The most common age of consent in the U.S., by far, is 16. Only in 11 states is it 18. Most of these are red states, incidentally. And even these states usually have an alternative “minimum age of victim” thanks to various exceptions; just three states say no one under 18 can ever consent: Idaho, Wisconsin, and California.
And yet many people think 18 is the age of consent. Some are very public about this belief, counting down to when girl celebrities will turn 18 (maybe this also counts down till she can legally pose nude, but that’s not how most people interpret it). They think this because they learned about age of consent from shows and movies, which defer to the California law for plots, even when they don’t take place in California. Friends and How I Met are in New York, where the age of consent is 17. I Want You Back is in Georgia, age 16. Always Sunny, according to experts, takes place in Pennsylvania, where the age is also 16.

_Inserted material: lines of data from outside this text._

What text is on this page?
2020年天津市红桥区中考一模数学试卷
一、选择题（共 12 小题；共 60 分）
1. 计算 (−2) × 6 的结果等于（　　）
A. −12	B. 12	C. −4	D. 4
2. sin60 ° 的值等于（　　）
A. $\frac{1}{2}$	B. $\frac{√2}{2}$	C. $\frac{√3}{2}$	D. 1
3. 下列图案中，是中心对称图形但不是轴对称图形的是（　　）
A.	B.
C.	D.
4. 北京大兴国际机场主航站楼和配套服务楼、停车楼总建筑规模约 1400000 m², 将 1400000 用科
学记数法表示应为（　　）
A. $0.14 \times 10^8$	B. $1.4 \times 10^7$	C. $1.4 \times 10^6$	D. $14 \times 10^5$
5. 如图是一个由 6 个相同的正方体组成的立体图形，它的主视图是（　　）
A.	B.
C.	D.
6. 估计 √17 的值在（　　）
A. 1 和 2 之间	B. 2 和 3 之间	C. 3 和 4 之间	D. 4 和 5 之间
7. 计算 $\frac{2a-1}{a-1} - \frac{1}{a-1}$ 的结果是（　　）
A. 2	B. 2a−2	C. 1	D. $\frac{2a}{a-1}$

Let’s give you two more examples, both from Texas. The recent miniseries A Teacher flips the common teacher-student romance trope by portraying the consequences realistically. It serves as an anti-grooming PSA—actual grooming, not “grooming” as a codeword for anything else—complete with warnings before and after each episode, so it is very careful to get the facts right, countering every defense of the central relationship.
FX
but we trust you already know they're not.
Still, the story gives the boy’s 18th birthday some weight, for no good reason. Right after it, Kate Mara’s teacher character confides in a friend about the affair, saying it’s okay because the student’s 18. The friend tells her it’s still wrong. Kate Mara later goes to jail because a teacher sleeping with a high school student is illegal regardless of either’s age. But also, people saying this sex is wrong and people defending it should both agree his 18th birthday has no significance here. The Texas age of consent is 17. You’d think a sexual predator would know that.